Adjust safetySettings thresholds (but be responsible)
Rephrase the prompt to avoid triggering filters
Review Google's usage policies

Empty responses

The model may have been blocked by safety filters with no text returned
Check response.promptFeedback for block reasons

Next Steps

Now that you have mastered the Gemini API fundamentals, explore these advanced topics:

Gemini with LangChain.js — Build complex AI chains and agents
Vertex AI — Enterprise-grade deployment with Google Cloud
Fine-tuning — Customize Gemini models for your domain
Context caching — Reduce costs for repeated context windows
Grounding with Google Search — Enhance responses with real-time web data

Conclusion

You have built a complete AI application toolkit using the Google Gemini API and TypeScript.
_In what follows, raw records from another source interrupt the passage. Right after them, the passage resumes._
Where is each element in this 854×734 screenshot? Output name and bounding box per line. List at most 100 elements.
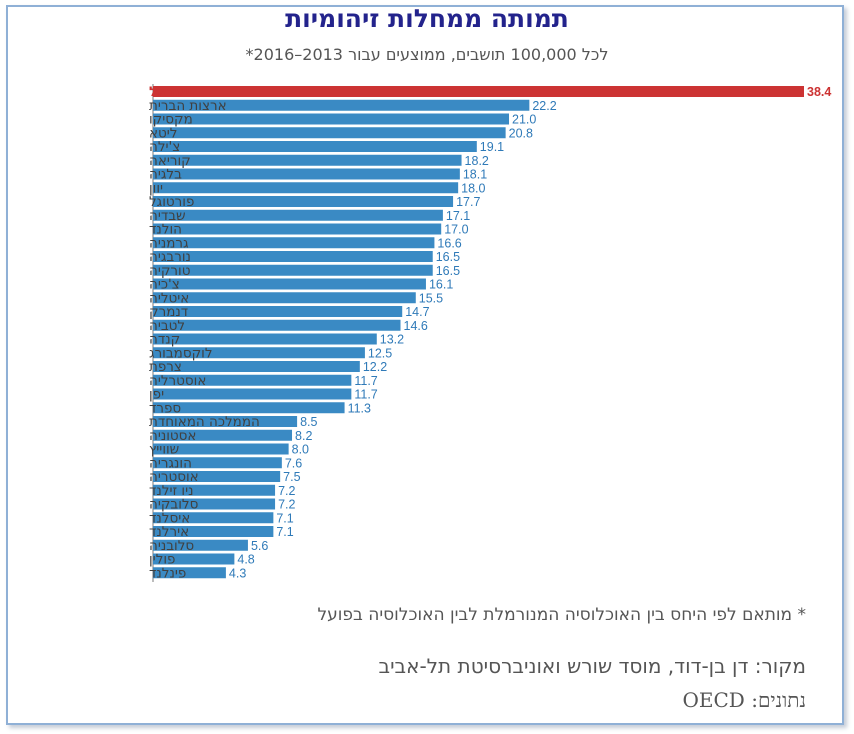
category-label: טורקיה [149, 263, 191, 279]
bar [153, 278, 426, 290]
category-label: ליטא [149, 125, 177, 141]
bar [153, 237, 435, 249]
value-label: 4.3 [229, 566, 246, 580]
category-label: לוקסמבורג [149, 345, 213, 361]
chart-frame [6, 5, 844, 725]
value-label: 11.3 [348, 401, 371, 415]
value-label: 12.2 [363, 360, 387, 374]
category-label: קוריאה [149, 153, 191, 169]
value-label: 38.4 [807, 85, 831, 99]
bar [153, 182, 459, 194]
category-label: שבדיה [149, 208, 186, 224]
category-label: אוסטרליה [149, 373, 206, 389]
value-label: 7.2 [278, 498, 295, 512]
category-label: צ'כיה [149, 277, 180, 293]
value-label: 13.2 [380, 333, 404, 347]
value-label: 7.2 [278, 484, 295, 498]
chart-subtitle: לכל 100,000 תושבים, ממוצעים עבור 2013–20… [245, 45, 609, 64]
value-label: 5.6 [251, 539, 268, 553]
category-label: הונגריה [149, 455, 192, 471]
category-label: ארצות הברית [149, 98, 227, 114]
bar [153, 526, 274, 537]
category-label: נורבגיה [149, 249, 191, 265]
category-label: שווייץ [149, 442, 179, 458]
value-label: 8.0 [292, 443, 309, 457]
value-label: 8.2 [295, 429, 312, 443]
bar [153, 223, 442, 235]
bar [153, 429, 293, 441]
value-label: 7.6 [285, 456, 302, 470]
bar [153, 333, 377, 345]
category-label: איטליה [149, 290, 189, 306]
category-label: ניו זילנד [149, 483, 194, 499]
bar [153, 86, 804, 97]
category-label: סלובניה [149, 538, 194, 554]
value-label: 12.5 [368, 346, 392, 360]
value-label: 16.5 [436, 250, 460, 264]
category-label: אסטוניה [149, 428, 196, 444]
category-label: פורטוגל [149, 194, 194, 210]
value-label: 11.7 [354, 388, 377, 402]
value-label: 4.8 [237, 553, 254, 567]
value-label: 15.5 [419, 291, 443, 305]
bar [153, 196, 454, 207]
value-label: 7.5 [283, 470, 300, 484]
value-label: 18.0 [461, 181, 485, 195]
bar [153, 471, 281, 482]
category-label: אוסטריה [149, 469, 199, 485]
source-note: מקור: דן בן-דוד, מוסד שורש ואוניברסיטת ת… [378, 654, 807, 678]
bar [153, 113, 510, 125]
bar [153, 251, 433, 262]
bar [153, 443, 289, 455]
category-label: הממלכה המאוחדת [149, 414, 260, 430]
bar [153, 361, 360, 372]
bar [153, 539, 248, 551]
bar [153, 484, 276, 496]
bar [153, 99, 530, 111]
value-label: 14.7 [405, 305, 429, 319]
value-label: 19.1 [480, 140, 504, 154]
bar [153, 347, 365, 359]
bar [153, 416, 298, 427]
footnote: * מותאם לפי היחס בין האוכלוסיה המנורמלת … [317, 605, 806, 625]
value-label: 20.8 [509, 126, 533, 140]
category-label: אירלנד [149, 524, 189, 540]
value-label: 16.1 [429, 278, 453, 292]
value-label: 17.1 [446, 209, 470, 223]
bar [153, 306, 403, 317]
value-label: 11.7 [354, 374, 377, 388]
bar [153, 388, 352, 400]
value-label: 22.2 [532, 99, 556, 113]
value-label: 16.6 [437, 236, 461, 250]
category-label: יוון [149, 180, 163, 196]
category-label: מקסיקו [149, 112, 193, 128]
bar [153, 553, 235, 565]
category-label: גרמניה [149, 235, 189, 251]
category-label: איסלנד [149, 510, 190, 526]
category-label: הולנד [149, 222, 182, 238]
value-label: 17.7 [456, 195, 480, 209]
bar [153, 319, 401, 331]
value-label: 7.1 [276, 511, 293, 525]
category-label: קנדה [149, 332, 180, 348]
bar [153, 141, 477, 152]
bar [153, 264, 433, 276]
value-label: 18.1 [463, 168, 487, 182]
bar [153, 402, 345, 414]
value-label: 17.0 [444, 223, 468, 237]
category-label: צ'ילה [149, 139, 180, 155]
bar [153, 457, 282, 469]
category-label: ישראל [149, 84, 189, 100]
bar [153, 127, 506, 139]
bar [153, 292, 416, 304]
value-label: 16.5 [436, 264, 460, 278]
bar [153, 512, 274, 524]
value-label: 8.5 [300, 415, 317, 429]
category-label: ספרד [149, 400, 181, 416]
bar [153, 374, 352, 386]
bar [153, 168, 460, 180]
bar [153, 209, 443, 221]
value-label: 18.2 [465, 154, 489, 168]
bar [153, 154, 462, 166]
From simple text generation to multimodal analysis, streaming, function calling, and structured output — you now have all the building blocks to create sophisticated AI-powered applications.

The Gemini API's combination of a massive context window, competitive pricing, and native multimodal support makes it an excellent choice for production AI applications. Start with Flash for development speed, and scale to Pro when you need enhanced reasoning capabilities.